Few weeks seem to go by these days without a large purchase from ABB, Schneider Electric or General Electric. What's driving it? Utilities and industrial conglomerates want to buy from established partners. Schneider fits that goal: it was founded in the middle of the 19th century in France during the era of Napoleon III. At the same time, a wide swath of large, mid-sized and startup companies have technology that could help. A marriage of account management and technology, in other words. This has been the biggest trend of 2011.
While many of the recent purchases have involved small, emerging companies, Telvent is not a startup by any means. Revenue came to 168 million euros in the first quarter. It is publicly held.
ABB's purchases have been more widespread: the company has snapped up motor makers as well as software providers. Schneider is mostly concerned with power delivery and efficient power consumption.
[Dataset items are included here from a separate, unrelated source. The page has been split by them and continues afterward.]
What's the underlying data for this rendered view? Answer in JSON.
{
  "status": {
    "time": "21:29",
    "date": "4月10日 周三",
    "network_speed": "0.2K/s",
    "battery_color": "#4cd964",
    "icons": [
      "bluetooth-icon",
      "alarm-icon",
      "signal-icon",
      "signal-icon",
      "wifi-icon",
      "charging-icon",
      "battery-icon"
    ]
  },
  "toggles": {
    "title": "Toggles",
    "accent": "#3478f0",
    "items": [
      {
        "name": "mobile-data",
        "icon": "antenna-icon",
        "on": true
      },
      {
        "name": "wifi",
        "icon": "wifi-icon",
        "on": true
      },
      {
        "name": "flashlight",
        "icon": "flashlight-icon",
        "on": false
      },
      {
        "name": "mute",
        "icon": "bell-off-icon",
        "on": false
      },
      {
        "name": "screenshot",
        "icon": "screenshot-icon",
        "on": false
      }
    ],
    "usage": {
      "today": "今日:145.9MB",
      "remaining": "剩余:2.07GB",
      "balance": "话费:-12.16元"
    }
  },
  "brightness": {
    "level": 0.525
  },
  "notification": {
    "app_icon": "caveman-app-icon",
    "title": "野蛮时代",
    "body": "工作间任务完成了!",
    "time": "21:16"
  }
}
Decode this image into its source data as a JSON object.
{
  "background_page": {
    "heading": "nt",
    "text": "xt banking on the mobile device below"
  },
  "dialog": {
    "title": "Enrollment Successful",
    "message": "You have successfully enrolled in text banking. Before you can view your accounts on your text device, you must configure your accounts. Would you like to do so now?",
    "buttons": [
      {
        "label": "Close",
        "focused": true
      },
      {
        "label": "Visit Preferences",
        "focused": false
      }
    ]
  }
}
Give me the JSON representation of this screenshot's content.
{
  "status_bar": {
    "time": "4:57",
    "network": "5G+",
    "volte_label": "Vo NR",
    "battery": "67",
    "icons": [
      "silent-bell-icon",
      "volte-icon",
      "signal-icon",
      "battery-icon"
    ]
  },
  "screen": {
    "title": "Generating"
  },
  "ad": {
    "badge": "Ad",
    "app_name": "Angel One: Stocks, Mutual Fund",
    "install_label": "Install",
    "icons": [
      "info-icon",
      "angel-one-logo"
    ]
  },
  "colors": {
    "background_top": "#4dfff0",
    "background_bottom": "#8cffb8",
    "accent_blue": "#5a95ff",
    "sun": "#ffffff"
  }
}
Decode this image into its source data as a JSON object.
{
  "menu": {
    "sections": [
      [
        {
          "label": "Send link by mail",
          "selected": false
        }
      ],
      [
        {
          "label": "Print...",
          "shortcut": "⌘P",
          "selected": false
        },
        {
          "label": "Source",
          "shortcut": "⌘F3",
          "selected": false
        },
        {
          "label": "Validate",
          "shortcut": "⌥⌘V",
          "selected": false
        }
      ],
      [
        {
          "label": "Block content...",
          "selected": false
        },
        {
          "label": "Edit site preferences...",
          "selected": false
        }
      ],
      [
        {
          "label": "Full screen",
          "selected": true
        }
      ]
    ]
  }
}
Demand response, building management and grid functionality will all blend into one, argued Schneider North America CEO Chris Curtis in an interview with us in November.
Schneider's purchases in many ways reflect those concerns. Earlier this week, Schneider bought 74 percent of Luminous Technologies, a maker of power storage equipment and inverters from India. In April, Schneider bought Lee Technologies, a data center equipment company with $140 million in annual revenue. (Years earlier, Schneider bought power supply kings APC.) In April, it also bought SmartLink Network Systems, an Indian company that specializes in cabling, for $112 million. A few days before that, Schneider bought consulting and energy management firm Summit Energy for $268 million. In December, it bought two building management startups in France.
ABB, meanwhile, recently took a controlling stake in Validus, which makes DC power equipment, and bought Mincom, which makes mining software. Many of ABB's acquisition come through its Ventyx subsidiary, a company it bought a little over a year ago for $1 billion. Additionally, Toshiba bought smart meter maker Landis + Gyr for $2 billion in May.
The only member of the Four Horsemen of the Smart Grid (ABB, Schneider, GE, Siemens) that's been relatively silent lately is Siemens. We predicted that it could possibly buy SmartSynch, but that's pure speculation.